A coal mining facility in Huaibei, in northern China's Anhui province, on March 5, 2014.

Global greenhouse-gas emissions may peak before 2020 if China achieves a plan to drastically cut its coal use, reducing carbon production equivalent to Australian and Canadian output combined, Greenpeace says.

Twelve of 34 Chinese provinces have set targets that would lower consumption of the fuel by 655 million metric tons by the end of the decade, the environmental campaign group said today. That would reduce CO2 emissions by 1,300 million tons by 2020, according to Li Shuo, a policy officer at Greenpeace.

“We’re seeing the end of China’s coal boom,” Li told reporters in Berlin. The country may help to limit warming to no more than 2 degrees Celsius (3.6 degrees Fahrenheit), a barrier deemed crucial by climate scientists, acting as a “game-changer” for efforts to limit global warming, he said.

While about half of global CO2 emissions growth in the past decade came from coal consumption in China, the country’s use of the fuel is already tapering off, Li said. Consumption grew 2.6 percent last year, down from 9.4 percent in 2011, he said.

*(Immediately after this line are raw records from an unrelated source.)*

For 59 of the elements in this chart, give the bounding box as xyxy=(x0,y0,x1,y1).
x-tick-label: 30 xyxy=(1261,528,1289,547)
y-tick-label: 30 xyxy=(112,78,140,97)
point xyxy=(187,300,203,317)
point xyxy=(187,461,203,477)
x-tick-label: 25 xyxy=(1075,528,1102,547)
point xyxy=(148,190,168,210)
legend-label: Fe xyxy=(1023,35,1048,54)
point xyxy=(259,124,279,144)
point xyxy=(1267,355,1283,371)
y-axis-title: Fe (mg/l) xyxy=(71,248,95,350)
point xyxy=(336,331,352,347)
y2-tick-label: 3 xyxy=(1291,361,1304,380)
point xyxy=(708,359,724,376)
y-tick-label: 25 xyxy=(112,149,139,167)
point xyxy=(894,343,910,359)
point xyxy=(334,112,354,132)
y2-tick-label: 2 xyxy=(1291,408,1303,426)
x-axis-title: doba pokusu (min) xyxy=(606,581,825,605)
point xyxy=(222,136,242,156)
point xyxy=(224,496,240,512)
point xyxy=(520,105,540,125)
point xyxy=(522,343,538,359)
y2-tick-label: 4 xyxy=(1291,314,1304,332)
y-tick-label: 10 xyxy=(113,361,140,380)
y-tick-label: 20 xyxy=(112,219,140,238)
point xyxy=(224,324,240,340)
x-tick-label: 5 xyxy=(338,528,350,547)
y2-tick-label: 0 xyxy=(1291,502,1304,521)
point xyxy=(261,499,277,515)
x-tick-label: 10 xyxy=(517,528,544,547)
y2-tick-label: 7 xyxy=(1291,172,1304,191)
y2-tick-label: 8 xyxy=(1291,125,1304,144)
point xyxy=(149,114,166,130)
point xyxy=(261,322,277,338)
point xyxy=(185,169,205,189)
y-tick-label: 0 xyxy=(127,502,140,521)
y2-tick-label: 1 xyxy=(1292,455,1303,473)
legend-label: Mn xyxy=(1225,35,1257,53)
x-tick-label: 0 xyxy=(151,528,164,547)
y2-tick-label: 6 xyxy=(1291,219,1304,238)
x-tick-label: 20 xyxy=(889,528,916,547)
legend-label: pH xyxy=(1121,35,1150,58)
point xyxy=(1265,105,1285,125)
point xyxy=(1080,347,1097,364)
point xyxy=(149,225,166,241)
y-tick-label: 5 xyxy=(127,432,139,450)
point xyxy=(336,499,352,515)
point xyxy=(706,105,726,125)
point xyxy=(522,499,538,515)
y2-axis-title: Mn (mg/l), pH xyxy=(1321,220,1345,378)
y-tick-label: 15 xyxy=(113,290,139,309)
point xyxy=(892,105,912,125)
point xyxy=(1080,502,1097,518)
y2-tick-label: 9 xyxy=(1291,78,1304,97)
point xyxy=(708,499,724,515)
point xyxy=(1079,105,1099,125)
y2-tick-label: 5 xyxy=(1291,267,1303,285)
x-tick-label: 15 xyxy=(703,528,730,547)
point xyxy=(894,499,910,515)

China has sought to cut air pollution that’s accompanied three decades of double-digit economic growth amid rising public concern that smog and environmental degradation are affecting the nation’s health and economy. The push to ditch coal may inject fresh momentum into United Nations talks over adopting an agreement on fighting climate change next year, Li said.

China was the top producer and importer of coal in 2012 and has built dozens of new coal-fired power plants in the past decade, according to the World Coal Association trade lobby.

The fuel, spewing out about twice the greenhouse gases as natural gas when burnt, generated 30.3 percent of the primary energy in 2011, the highest level since 1969, the World Coal Association industry lobby said. It was 29.9 percent last year.